- Three Soldiers in 2018
- Interactive map of Three Soldiers
- Location: National Mall Washington, D.C. United States
- Established: 1984
- Governing body: National Park Service

= Three Soldiers (statue) =

Part of the U.S. Vietnam Veterans Memorial

Three Soldiers (also titled Three Servicemen) is a bronze statue by Frederick Hart. Unveiled on Veterans Day, November 11, 1984, on the National Mall in Washington, D.C., it is part of the Vietnam Veterans Memorial commemorating the Vietnam War. It included the first representation of an African American on the National Mall.

== History ==

===Creation and installation===
Negative reactions to Maya Lin's design for the Memorial wall were so strong that several Congressmen complained, and Secretary of the Interior James G. Watt refused to issue a building permit. As the most highly ranked sculptor in the competition, Frederick Hart was commissioned to create a sculpture to appease those who wanted a more traditional approach.

In an editorial in The New York Times, Vietnam veteran Tom Carhart argued that without a heroic sculptural element, the abstract design would put too much emphasis on the "shame and sorrow" of the Vietnam War. Lin was furious at the adulteration of her design and called the decision to add Hart's piece "a coup" which "had nothing to do with how many veterans liked or disliked my piece." Lin stated that she had not received a single adverse letter from a veteran, adding that "most of them are not as conservative as Carhart." Hart's addition was placed a distance away from the memorial wall to minimize the effect on her design.

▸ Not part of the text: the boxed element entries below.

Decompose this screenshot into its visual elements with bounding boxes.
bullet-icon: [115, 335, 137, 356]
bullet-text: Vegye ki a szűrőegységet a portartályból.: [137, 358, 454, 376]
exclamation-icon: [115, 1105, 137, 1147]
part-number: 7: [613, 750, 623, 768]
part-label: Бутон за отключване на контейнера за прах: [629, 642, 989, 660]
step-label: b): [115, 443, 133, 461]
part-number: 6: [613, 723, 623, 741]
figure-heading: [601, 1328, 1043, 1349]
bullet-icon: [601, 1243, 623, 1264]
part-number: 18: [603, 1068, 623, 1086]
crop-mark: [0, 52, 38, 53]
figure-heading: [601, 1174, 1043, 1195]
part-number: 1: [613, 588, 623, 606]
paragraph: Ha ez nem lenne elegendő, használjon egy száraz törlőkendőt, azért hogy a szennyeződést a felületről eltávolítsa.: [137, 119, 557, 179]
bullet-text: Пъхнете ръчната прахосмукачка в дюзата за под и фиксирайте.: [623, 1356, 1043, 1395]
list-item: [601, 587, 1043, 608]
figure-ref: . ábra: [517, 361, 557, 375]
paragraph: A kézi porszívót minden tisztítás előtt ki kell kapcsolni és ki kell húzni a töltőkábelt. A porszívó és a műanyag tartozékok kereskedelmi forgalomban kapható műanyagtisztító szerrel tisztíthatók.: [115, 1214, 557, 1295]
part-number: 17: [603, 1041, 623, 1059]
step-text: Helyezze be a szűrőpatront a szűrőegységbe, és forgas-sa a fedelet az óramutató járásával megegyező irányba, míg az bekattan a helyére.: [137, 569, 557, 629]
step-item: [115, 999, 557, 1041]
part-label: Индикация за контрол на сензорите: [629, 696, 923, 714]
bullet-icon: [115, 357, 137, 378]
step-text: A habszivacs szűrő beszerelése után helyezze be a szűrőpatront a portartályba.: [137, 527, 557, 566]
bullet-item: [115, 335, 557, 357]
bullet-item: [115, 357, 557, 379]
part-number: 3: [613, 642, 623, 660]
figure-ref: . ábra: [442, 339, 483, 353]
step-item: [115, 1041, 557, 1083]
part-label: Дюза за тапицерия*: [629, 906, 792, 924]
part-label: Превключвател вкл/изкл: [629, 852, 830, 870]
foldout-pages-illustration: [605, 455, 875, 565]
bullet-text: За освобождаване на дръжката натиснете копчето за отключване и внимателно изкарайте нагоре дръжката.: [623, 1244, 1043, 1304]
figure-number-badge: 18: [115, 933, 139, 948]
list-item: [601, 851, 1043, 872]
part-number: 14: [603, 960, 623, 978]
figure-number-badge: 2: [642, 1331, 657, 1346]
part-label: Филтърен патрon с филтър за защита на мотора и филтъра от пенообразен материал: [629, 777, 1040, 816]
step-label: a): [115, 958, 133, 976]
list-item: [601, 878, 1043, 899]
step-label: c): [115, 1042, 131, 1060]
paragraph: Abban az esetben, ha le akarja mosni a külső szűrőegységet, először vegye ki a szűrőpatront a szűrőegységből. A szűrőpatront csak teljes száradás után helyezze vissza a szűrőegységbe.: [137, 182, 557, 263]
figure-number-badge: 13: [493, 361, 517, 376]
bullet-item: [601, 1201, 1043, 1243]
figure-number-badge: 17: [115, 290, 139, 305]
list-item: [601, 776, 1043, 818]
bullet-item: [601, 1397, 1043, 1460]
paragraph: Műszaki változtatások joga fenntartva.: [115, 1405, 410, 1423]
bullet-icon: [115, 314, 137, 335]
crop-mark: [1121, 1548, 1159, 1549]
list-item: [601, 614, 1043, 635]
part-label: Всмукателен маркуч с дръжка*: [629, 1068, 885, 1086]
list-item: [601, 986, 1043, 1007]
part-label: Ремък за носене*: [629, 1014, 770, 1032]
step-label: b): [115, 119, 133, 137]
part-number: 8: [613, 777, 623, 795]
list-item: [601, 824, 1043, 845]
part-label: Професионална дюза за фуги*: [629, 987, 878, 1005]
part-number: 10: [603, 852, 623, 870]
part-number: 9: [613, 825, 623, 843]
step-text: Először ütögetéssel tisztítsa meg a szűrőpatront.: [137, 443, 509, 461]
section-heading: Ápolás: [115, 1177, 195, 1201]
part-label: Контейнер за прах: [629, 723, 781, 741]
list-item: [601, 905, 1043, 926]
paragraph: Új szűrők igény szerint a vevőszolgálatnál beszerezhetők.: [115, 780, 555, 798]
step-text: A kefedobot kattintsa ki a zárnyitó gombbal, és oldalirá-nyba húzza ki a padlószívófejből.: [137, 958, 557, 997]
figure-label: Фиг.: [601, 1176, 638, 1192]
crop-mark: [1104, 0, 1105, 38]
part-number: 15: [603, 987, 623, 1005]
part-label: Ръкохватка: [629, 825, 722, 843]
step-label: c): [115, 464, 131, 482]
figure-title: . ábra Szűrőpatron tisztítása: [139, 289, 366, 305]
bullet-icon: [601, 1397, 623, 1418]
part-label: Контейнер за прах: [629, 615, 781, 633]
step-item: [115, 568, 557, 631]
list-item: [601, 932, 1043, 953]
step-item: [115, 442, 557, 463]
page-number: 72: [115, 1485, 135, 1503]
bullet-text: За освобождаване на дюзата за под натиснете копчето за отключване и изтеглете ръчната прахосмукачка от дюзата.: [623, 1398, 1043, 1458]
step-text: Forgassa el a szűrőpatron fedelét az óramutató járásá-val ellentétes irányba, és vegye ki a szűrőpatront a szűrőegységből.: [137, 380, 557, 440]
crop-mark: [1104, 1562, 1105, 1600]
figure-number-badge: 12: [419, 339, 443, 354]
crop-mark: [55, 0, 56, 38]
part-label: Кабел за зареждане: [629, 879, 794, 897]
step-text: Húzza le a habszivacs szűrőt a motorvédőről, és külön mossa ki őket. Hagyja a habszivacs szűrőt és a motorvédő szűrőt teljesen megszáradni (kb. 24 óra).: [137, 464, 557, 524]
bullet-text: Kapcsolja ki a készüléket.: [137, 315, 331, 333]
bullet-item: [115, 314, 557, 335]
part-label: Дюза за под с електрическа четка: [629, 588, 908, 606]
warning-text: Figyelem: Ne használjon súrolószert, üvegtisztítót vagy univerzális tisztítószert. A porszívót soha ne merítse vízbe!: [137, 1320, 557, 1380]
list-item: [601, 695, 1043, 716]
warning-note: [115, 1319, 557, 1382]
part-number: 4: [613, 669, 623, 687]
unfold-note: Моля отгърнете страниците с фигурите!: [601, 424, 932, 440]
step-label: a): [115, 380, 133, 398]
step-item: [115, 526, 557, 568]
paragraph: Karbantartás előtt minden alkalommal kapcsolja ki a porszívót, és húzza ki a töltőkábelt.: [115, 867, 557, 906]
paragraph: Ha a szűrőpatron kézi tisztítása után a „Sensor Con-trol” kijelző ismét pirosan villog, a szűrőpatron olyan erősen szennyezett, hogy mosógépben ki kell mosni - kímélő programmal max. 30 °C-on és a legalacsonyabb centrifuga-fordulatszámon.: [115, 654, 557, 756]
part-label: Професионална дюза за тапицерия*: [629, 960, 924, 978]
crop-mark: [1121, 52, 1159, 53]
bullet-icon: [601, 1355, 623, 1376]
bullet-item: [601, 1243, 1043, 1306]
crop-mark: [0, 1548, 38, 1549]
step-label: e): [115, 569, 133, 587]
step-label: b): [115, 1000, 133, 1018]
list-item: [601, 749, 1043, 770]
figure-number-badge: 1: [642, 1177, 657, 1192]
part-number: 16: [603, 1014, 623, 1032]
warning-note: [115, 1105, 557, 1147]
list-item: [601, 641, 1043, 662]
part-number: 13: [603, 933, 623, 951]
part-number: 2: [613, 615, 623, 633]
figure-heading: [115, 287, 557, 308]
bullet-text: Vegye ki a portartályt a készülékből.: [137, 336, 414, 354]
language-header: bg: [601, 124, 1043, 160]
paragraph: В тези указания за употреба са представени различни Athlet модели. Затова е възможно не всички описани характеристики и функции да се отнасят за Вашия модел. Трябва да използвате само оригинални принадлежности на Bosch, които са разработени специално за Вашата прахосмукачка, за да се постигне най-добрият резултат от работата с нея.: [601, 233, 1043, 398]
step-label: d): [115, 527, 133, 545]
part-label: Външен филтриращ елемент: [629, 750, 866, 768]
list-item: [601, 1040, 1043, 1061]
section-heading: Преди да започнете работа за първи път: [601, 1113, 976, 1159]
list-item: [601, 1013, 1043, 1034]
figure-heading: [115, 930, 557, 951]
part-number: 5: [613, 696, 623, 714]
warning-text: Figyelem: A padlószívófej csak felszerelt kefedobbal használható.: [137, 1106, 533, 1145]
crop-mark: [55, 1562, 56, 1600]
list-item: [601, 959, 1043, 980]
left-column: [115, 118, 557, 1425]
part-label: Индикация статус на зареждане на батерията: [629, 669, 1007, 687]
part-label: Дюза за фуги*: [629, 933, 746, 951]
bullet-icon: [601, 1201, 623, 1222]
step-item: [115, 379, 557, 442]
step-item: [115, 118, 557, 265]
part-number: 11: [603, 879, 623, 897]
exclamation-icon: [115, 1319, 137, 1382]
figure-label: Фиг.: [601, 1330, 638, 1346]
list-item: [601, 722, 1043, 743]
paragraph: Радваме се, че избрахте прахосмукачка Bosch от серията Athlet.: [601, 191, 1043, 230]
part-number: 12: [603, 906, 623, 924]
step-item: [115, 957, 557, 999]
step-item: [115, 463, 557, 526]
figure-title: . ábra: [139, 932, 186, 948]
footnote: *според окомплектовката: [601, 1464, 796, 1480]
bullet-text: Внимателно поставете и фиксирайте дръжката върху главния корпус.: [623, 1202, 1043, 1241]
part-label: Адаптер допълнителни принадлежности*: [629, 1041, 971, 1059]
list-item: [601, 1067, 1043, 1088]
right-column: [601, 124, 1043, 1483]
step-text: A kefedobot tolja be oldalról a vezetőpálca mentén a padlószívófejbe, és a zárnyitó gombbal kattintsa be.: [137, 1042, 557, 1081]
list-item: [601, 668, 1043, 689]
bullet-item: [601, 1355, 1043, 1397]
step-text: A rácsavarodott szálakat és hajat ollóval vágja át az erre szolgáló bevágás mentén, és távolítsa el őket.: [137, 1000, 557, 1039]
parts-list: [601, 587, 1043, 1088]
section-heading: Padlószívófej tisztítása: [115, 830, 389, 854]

These conflicting expectations made for a challenging project. As Hart saw it, his task was "to preserve and enhance the elegant simplicity and austerity of the existing design" and "to create a sculpture which is in itself a moving evocation of the experience and service of the Vietnam Veteran."

===Design and symbolism===
To portray the major ethnic groups that were represented in the ranks of U.S. combat personnel that served in Vietnam, the statue's three men are purposely identifiable as Hispanic (left), White (center), and African-American (right). These three figures were based on seven actual young men, of which two (the White man and the African-American) were active-duty Marines when the sculpture was commissioned. The White figure was modeled after James E. Connell III, then a Corporal in the Marines; the African-American figure was modeled after three men, Marine Corporal Terrance Green, Rodney Sherrill, and Scotty Dillingham; the Hispanic figure was modeled after Guillermo (Willie) Smith De Perez DeLeon and Rene Farkass.

Fact sheet and press release for the dedication of Three Servicemen at the Vietnam Veterans Memorial on November 11, 1984

Made using the lost wax technique, the sculpture was Hart's first major work in bronze.

==Concept==
Hart wrote,

I see the wall as a kind of ocean, a sea of sacrifice that is overwhelming and nearly incomprehensible in the sweep of names. I place these figures upon the shore of that sea, gazing upon it, standing vigil before it, reflecting the human face of it, the human heart.

The portrayal of the figures is consistent with history. They wear the uniform and carry the equipment of war; they are young. The contrast between the innocence of their youth and the weapons of war underscores the poignancy of their sacrifice. There is about them the physical contact and sense of unity that bespeaks the bonds of love and sacrifice that is the nature of men at war. And yet they are each alone. Their strength and their vulnerability are both evident. Their true heroism lies in these bonds of loyalty in the face of their awareness and their vulnerability.

The statue and the Wall appear to interact, with the soldiers looking on in solemn tribute at the names of their fallen comrades. Sculptor Jay Hall Carpenter, Hart's assistant on the project, wrote that the sculpture was positioned especially for that effect: "We carried a full-size mockup of the soldiers around the memorial site trying many locations until we hit upon the perfect spot. It was here that the sculpture appeared to be looking over a sea of the fallen."

Of his work on Three Soldiers, Hart said he would put the "folds of those fatigue jackets and pants up against the folds of any [carved] medieval angel you can find."

==Merchandise==

The design of Three Soldiers was copyrighted by Hart and the Vietnam Veterans Memorial Fund. Reproductions were sold on many pieces of memorabilia, including t-shirts, keychains, and snowglobes. Hart donated his share of the profits to a non-profit that provides name rubbings to families of veterans.

==Replica==
A partial replica of the sculpture was created and dedicated on July 12, 2008, in Apalachicola, Florida.